The International Commission on Mathematical Instruction (ICMI) was first established at the International Congress of Mathematicians held in Rome, in 1908, with Felix Klein as its first president, and in 1952 as an official commission of International Mathematical Union (IMU). As a commission, ICMI is defined by two constituent components: the Executive Committee (EC) of ICMI, elected by the General Assembly of the ICMI for a four-year term, and the ICMI Representatives of the member states.

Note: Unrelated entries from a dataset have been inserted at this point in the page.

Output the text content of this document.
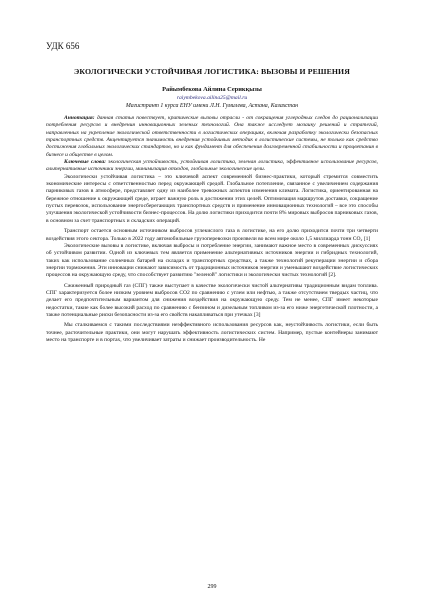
УДК 656
ЭКОЛОГИЧЕСКИ УСТОЙЧИВАЯ ЛОГИСТИКА: ВЫЗОВЫ И РЕШЕНИЯ
Райымбекова Айлина Серикқызы
raiymbekova.ailina25@mail.ru
Магистрант 1 курса ЕНУ имени Л.Н. Гумилева, Астана, Казахстан

Аннотация: данная статья повествует, критические вызовы отрасли - от сокращения углеродных следов до рационализации потребления ресурсов и внедрения инновационных зеленых технологий. Она также исследует мозаику решений и стратегий, направленных на укрепление экологической ответственности в логистических операциях, включая разработку экологически безопасных транспортных средств. Акцентируется значимость внедрения устойчивых методик в логистические системы, не только как средство достижения глобальных экологических стандартов, но и как фундамент для обеспечения долговременной стабильности и процветания в бизнесе и обществе в целом.

Ключевые слова: экологическая устойчивость, устойчивая логистика, зеленая логистика, эффективное использование ресурсов, альтернативные источники энергии, минимизация отходов, глобальные экологические цели.

Экологически устойчивая логистика – это ключевой аспект современной бизнес-практики, который стремится совместить экономические интересы с ответственностью перед окружающей средой. Глобальное потепление, связанное с увеличением содержания парниковых газов в атмосфере, представляет одну из наиболее тревожных аспектов изменения климата. Логистика, ориентированная на бережное отношение к окружающей среде, играет важную роль в достижении этих целей. Оптимизация маршрутов доставки, сокращение пустых перевозок, использование энергосберегающих транспортных средств и применение инновационных технологий – все это способы улучшения экологической устойчивости бизнес-процессов. На долю логистики приходится почти 8% мировых выбросов парниковых газов, в основном за счет транспортных и складских операций.

Транспорт остается основным источником выбросов углекислого газа в логистике, на его долю приходится почти три четверти воздействия этого сектора. Только в 2022 году автомобильные грузоперевозки произвели во всем мире около 1,5 миллиарда тонн CO₂ [1]

Экологические вызовы в логистике, включая выбросы и потребление энергии, занимают важное место в современных дискуссиях об устойчивом развитии. Одной из ключевых тем является применение альтернативных источников энергии и гибридных технологий, таких как использование солнечных батарей на складах и транспортных средствах, а также технологий рекуперации энергии и сбора энергии торможения. Эти инновации снижают зависимость от традиционных источников энергии и уменьшают воздействие логистических процессов на окружающую среду, что способствует развитию "зеленой" логистики и экологически чистых технологий [2].

Сжиженный природный газ (СПГ) также выступает в качестве экологически чистой альтернативы традиционным видам топлива. СПГ характеризуется более низким уровнем выбросов CO2 по сравнению с углем или нефтью, а также отсутствием твердых частиц, что делает его предпочтительным вариантом для снижения воздействия на окружающую среду. Тем не менее, СПГ имеет некоторые недостатки, такие как более высокий расход по сравнению с бензином и дизельным топливом из-за его ниже энергетической плотности, а также потенциальные риски безопасности из-за его свойств накапливаться при утечках [3]

Мы сталкиваемся с такими последствиями неэффективного использования ресурсов как, неустойчивость логистики, если быть точнее, расточительные практики, они могут нарушать эффективность логистических систем. Например, пустые контейнеры занимают место на транспорте и в портах, что увеличивает затраты и снижает производительность. Не

299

The members of ICMI are neither individuals nor organizations, agencies, etc., but countries. Member states are of two categories: all countries members of IMU are automatically members of ICMI and, in addition, ICMI may, with the approval of the Executive Committee of IMU, co-opt on an individual basis, as so-called non-IMU members, countries which for some reason or another are unable to join the IMU. There are currently 72 member states of ICMI. Each member state, whether an IMU country or not, is entitled to appoint a National Representative.

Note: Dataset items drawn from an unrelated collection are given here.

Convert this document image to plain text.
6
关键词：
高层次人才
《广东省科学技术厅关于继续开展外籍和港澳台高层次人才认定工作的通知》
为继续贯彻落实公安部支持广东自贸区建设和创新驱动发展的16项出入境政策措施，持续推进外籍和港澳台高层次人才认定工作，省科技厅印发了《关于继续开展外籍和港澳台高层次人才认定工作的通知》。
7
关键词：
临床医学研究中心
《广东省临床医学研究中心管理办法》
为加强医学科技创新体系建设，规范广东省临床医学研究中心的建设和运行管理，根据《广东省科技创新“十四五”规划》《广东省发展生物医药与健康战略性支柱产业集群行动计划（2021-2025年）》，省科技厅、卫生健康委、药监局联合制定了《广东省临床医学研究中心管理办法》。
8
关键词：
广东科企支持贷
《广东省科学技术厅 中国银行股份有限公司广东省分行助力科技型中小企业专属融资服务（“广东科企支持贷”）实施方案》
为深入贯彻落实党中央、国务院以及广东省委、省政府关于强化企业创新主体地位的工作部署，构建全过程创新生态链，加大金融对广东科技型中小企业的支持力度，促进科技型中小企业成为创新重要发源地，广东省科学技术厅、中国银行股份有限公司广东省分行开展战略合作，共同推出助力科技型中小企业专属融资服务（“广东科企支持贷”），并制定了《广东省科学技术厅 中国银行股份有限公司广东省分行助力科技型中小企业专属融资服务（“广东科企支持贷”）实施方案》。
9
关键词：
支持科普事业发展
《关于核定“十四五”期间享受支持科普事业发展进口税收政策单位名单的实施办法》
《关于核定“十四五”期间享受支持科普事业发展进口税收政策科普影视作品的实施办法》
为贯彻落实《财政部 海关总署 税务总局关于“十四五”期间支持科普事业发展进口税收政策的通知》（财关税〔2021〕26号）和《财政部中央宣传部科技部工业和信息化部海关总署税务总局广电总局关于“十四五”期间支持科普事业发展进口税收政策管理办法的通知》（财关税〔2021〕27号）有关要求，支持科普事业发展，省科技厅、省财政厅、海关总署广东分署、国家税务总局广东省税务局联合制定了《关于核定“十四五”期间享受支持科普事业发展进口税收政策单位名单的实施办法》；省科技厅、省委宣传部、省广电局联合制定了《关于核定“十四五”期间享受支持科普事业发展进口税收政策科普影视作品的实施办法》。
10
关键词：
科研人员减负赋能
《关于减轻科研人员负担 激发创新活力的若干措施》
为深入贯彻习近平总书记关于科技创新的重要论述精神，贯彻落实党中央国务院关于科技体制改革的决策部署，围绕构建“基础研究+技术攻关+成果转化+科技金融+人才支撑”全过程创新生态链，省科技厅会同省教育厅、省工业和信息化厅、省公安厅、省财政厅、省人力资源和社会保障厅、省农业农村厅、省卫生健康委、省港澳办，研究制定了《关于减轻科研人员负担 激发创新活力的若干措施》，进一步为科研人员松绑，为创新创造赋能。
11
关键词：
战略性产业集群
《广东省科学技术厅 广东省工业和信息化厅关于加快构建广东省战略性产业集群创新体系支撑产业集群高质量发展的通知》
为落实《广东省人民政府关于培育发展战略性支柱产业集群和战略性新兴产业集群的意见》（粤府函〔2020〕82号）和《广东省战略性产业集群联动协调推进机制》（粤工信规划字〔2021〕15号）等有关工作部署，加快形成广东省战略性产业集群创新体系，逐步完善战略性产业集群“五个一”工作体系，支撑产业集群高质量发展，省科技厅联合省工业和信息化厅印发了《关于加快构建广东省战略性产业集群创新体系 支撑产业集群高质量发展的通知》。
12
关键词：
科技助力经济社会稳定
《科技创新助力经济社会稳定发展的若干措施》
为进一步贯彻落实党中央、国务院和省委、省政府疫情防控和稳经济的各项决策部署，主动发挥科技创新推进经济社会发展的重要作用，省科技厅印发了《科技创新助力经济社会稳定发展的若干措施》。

From the very beginning, the international journal L'Enseignement Mathématique, founded in 1899 by Henri Fehr and Charles Laisant, was adopted as the official organ of ICMI - which it is still today. ICMI also publishes, under the editorship of the Secretary, a Bulletin appearing twice a year. Starting with Bulletin No. 39, December 1995, the ICMI Bulletin is accessible on the internet.
As a scientific union, IMU is a member organization of the International Council of Scientific Unions (ICSU). This implies that ICMI, through IMU, is to abide to the ICSU statutes, one of which establishes the principle of non-discrimination. This principle affirms the right and freedom of scientists to associate in international scientific activities regardless of citizenship, religion, political stance, ethnic origin, sex, and suchlike. Apart from observing general IMU and ICSU rules and principles, ICMI works with a large degree of autonomy.